Five years in Thailand had changed Kingsley from the Agency’s top man, a legend in his own time to a geriatric beach bum. The Agency had never got over the fact that Kingsley had got out at the top of his game, nor understood that any would want a life beyond the Agency. Dawes had assumed Kingsley left to pursue personal gain from the intelligence, networks and experience his years with the Agency had provided him with.

And yes, Kingsley had used it to his advantage. He had remained active, collecting and selling information to the highest bidder, which was rarely the USA. Kingsley had done it to relieve the boredom of retirement, before Audrey had arrived. He’d never intended to profit from it and he’d give it away when he’d fallen in love with Audrey. But history proved Kingsley was a risk to security.

“It’s a case of guilty until proven innocent” was the Agency’s credo. It left agents no room to manoeuvre or moralise, to make personal judgements or ask questions.

“Mum’s 90 and her health is failing. I want to see her before she dies. And I want her to meet you.” He squeezed her hand and played with the enormous diamond engagement ring on her finger. “She’s going to be thrilled to discover that you’re a writer. She’s been an avid reader all her life.”

“This is the first boarding call for all passengers on United flight 487 to New York.”

Kingsley emptied his wallet of (?) paying not only for the meal, but a very generous tip.
“Let’s go,” he said, his face beaming and making him look much younger than 50. There was no turning back.

Kingsley’s face haunted her whole flight. It was the warning she was too intimately involved, too close to Kingsley. As Audrey dropped in and out of a fitful sleep she realised, that there was no active duty at the end of this. Dawes had decided she was disposal. Even with a new face she was a liability. She would be repatriated alongside Kingsley.

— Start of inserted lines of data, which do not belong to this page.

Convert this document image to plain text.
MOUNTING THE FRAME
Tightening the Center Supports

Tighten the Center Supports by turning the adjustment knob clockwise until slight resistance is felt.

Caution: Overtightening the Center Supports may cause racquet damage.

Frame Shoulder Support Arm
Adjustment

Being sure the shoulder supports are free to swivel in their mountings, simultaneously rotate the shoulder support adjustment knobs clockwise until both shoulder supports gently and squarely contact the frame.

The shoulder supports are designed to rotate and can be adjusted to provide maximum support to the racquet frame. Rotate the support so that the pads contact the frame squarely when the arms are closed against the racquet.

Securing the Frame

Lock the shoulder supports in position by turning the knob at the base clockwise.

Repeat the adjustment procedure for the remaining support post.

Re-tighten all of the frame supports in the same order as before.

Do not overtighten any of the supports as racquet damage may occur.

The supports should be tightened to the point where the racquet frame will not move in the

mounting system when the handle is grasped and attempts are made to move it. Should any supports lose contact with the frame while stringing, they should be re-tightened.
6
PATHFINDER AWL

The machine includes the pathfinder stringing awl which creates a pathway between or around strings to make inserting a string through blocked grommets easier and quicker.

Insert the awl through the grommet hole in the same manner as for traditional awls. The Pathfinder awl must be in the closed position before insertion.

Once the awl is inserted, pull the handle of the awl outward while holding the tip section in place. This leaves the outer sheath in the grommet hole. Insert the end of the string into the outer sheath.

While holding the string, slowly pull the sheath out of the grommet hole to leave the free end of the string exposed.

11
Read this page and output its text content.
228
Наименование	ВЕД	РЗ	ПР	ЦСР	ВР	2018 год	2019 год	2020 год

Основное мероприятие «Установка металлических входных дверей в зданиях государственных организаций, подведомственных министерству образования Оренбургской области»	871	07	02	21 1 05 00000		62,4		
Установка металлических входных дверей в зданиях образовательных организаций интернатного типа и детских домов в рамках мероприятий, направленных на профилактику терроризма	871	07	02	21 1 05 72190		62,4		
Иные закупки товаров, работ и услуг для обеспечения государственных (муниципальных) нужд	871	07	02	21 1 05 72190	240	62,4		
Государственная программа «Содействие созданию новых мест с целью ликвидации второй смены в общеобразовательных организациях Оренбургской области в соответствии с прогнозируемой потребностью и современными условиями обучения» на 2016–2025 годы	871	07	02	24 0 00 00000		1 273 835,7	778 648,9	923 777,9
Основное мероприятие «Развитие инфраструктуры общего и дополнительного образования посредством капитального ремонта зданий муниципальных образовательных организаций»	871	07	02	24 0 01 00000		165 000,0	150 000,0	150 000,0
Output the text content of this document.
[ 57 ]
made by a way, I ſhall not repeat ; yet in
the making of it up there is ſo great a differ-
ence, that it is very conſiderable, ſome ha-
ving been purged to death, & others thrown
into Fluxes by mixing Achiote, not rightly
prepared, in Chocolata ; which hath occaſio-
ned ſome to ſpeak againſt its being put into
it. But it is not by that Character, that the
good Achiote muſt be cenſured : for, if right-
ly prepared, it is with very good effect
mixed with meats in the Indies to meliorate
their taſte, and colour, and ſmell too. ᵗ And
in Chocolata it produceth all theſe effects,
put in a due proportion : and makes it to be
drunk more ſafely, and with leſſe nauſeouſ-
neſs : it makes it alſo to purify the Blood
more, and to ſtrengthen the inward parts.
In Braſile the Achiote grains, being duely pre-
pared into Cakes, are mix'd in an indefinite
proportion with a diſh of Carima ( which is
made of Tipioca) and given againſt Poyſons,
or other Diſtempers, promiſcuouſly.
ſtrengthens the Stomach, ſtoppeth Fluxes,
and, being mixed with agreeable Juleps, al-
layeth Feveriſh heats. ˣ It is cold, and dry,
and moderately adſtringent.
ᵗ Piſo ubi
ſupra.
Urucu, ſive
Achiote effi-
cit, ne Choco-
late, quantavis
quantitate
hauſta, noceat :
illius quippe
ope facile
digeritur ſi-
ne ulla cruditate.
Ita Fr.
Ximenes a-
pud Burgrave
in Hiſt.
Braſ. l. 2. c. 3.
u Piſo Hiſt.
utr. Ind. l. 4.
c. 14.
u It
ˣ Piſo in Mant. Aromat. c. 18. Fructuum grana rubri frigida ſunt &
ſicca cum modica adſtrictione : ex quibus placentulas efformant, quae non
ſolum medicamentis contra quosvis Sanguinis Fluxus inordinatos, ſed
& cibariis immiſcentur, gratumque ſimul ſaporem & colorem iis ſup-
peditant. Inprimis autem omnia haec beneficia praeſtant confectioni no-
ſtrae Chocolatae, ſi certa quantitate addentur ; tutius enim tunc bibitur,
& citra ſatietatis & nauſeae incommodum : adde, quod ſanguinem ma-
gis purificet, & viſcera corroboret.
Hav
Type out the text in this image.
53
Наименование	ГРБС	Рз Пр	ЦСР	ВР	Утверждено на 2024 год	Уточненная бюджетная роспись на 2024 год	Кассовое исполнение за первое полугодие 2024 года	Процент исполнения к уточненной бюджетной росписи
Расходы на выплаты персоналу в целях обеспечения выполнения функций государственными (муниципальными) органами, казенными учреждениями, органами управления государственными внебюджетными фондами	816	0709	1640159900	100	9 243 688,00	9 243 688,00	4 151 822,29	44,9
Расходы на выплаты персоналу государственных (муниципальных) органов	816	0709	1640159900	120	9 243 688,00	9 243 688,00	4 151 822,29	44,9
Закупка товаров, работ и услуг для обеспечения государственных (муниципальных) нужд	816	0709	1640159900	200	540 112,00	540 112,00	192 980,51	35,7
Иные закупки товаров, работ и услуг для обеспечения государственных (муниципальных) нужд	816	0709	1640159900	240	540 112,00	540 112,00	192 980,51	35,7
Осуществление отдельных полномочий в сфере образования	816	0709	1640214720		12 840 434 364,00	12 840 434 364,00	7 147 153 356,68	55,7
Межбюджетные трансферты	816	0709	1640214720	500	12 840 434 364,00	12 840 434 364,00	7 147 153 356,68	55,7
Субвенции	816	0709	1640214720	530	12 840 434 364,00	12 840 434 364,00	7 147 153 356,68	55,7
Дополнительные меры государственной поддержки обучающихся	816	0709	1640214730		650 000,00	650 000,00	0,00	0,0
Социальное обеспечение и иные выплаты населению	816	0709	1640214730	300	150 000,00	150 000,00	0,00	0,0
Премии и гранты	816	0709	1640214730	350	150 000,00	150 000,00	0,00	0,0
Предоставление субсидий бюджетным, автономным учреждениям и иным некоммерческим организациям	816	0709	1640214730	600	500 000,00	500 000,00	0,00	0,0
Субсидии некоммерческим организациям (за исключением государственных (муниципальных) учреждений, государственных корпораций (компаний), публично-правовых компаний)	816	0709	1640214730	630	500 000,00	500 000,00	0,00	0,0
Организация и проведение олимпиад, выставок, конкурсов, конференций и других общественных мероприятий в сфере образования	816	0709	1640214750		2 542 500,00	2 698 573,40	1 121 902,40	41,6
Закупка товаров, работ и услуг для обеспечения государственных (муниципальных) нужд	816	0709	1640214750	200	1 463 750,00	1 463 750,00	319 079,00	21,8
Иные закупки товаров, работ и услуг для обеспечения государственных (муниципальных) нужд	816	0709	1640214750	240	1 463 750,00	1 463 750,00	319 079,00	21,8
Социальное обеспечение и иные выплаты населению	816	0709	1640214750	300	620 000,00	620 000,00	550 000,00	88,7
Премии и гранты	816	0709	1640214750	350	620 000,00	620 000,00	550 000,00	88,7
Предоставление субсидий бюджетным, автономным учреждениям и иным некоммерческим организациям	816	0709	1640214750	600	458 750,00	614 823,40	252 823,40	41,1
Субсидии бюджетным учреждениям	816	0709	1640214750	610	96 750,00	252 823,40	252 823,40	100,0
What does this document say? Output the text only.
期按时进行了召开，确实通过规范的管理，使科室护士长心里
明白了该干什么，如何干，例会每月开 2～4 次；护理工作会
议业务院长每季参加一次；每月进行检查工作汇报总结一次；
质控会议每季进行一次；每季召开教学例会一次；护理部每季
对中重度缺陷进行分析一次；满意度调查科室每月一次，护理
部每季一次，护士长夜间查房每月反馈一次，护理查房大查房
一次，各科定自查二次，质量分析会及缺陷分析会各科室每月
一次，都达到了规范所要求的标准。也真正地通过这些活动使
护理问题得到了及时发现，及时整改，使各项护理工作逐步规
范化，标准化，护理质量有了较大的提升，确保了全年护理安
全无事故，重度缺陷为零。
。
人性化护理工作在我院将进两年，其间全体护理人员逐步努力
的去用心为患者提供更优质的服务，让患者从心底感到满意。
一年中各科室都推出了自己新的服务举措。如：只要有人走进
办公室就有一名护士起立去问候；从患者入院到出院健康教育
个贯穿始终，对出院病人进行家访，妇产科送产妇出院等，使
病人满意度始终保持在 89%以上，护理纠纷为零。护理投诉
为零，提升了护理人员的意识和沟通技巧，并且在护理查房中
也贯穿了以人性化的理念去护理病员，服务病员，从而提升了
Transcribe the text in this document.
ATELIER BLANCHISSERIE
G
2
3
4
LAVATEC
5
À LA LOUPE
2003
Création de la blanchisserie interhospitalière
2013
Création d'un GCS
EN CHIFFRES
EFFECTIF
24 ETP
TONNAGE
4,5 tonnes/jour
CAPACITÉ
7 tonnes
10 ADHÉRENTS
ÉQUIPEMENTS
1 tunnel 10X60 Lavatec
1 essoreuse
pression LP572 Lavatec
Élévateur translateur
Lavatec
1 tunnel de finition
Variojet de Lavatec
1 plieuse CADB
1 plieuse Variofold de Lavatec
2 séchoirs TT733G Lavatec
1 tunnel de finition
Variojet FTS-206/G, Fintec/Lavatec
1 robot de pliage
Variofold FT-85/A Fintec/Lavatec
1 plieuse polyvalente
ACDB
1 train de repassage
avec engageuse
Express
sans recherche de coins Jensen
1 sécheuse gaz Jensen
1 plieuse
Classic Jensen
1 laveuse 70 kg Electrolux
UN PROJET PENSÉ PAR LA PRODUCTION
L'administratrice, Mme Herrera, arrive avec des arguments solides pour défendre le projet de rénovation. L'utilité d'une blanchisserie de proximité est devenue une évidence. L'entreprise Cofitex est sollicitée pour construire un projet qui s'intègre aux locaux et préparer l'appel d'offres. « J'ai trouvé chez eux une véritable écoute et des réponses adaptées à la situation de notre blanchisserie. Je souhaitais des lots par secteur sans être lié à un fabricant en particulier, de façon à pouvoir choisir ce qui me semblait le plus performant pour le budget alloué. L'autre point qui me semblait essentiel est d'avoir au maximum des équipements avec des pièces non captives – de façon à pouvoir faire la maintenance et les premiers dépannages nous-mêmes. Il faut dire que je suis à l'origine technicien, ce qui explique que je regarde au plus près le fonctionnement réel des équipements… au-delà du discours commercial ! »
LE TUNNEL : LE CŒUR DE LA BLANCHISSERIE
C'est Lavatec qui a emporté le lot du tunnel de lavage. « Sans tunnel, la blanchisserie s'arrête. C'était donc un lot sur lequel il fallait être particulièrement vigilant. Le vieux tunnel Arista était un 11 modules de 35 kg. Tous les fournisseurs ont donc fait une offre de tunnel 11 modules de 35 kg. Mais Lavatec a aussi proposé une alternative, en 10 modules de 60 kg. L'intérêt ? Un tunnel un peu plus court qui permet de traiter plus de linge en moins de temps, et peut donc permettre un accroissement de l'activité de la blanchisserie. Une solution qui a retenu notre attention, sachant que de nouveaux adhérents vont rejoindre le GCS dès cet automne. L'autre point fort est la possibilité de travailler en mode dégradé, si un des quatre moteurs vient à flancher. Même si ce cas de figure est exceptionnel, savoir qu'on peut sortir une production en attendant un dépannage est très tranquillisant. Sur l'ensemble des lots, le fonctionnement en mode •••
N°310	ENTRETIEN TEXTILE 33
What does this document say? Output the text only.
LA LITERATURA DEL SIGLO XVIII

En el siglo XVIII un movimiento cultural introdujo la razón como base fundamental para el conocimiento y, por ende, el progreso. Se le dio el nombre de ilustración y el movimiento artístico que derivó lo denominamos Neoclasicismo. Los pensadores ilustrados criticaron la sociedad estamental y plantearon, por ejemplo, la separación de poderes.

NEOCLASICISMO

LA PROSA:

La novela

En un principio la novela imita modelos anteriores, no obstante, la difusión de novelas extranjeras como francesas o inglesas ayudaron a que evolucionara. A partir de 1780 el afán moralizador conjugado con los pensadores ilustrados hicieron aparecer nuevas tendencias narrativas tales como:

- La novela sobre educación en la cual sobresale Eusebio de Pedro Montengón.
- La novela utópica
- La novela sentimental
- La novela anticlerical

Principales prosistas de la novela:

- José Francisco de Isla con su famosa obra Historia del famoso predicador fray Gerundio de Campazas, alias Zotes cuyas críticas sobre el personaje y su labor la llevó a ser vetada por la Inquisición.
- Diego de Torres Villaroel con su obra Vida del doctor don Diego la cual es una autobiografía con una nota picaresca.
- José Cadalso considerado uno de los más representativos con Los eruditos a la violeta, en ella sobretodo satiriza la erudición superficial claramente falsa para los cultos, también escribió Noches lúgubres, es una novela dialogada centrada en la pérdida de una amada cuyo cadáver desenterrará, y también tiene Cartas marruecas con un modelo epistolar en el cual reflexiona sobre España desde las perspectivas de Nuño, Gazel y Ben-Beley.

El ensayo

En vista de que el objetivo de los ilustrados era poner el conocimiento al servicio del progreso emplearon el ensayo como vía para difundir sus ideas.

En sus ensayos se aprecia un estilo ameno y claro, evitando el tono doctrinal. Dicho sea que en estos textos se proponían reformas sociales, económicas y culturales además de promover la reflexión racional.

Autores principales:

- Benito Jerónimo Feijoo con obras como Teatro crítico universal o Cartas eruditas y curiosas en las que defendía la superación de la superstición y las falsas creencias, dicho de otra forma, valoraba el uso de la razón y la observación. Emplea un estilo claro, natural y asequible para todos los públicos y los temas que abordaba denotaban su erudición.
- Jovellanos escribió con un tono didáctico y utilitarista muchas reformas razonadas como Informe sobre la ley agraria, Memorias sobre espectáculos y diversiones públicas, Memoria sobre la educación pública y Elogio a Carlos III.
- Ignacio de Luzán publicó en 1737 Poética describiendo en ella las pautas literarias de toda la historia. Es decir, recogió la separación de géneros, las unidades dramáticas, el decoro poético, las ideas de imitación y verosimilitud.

As they approached the doors steeling themselves for the subzero blast of the New York winter Audrey made her resolve, stopped and placed a hand on Kingsley’s arm.

“I just need to go to the Ladies Room.”
“I’ll go find us a cab love,”
“Good luck,” and they kissed good bye.

In the toilets Audrey changed into a worn pair of jeans and a heavy black turtleneck. She pulled the short auburn wig over the recently bleached hair, put her passport into the sanitary disposal unit and retrieved a new passport from a side pocket with a roll of cash. She took off the engagement ring and put it in the hidden pocket where the passport had come from.

The Agency had turned Kingsley’s estate over and it was only with intimate knowledge of Kingsley’s idiosyncrasies that Audrey knew where to look. She found a micro disc and that Dawes had killed the one man who had been protecting him for the past five years. She sold the information to the highest bidder and waited for Dawes’ fall from grace.

In the dead of night, Kingsley would visit her. He’d tell her that he wished he had have done the exact same thing. In August everyone leaves the USA. The Government is in damage control, the Agency dismantled. That was when Audrey knew it was safe to go back to New York. She put the engagement ring back on, lay flowers on Kingsley’s grave and said good-bye forever.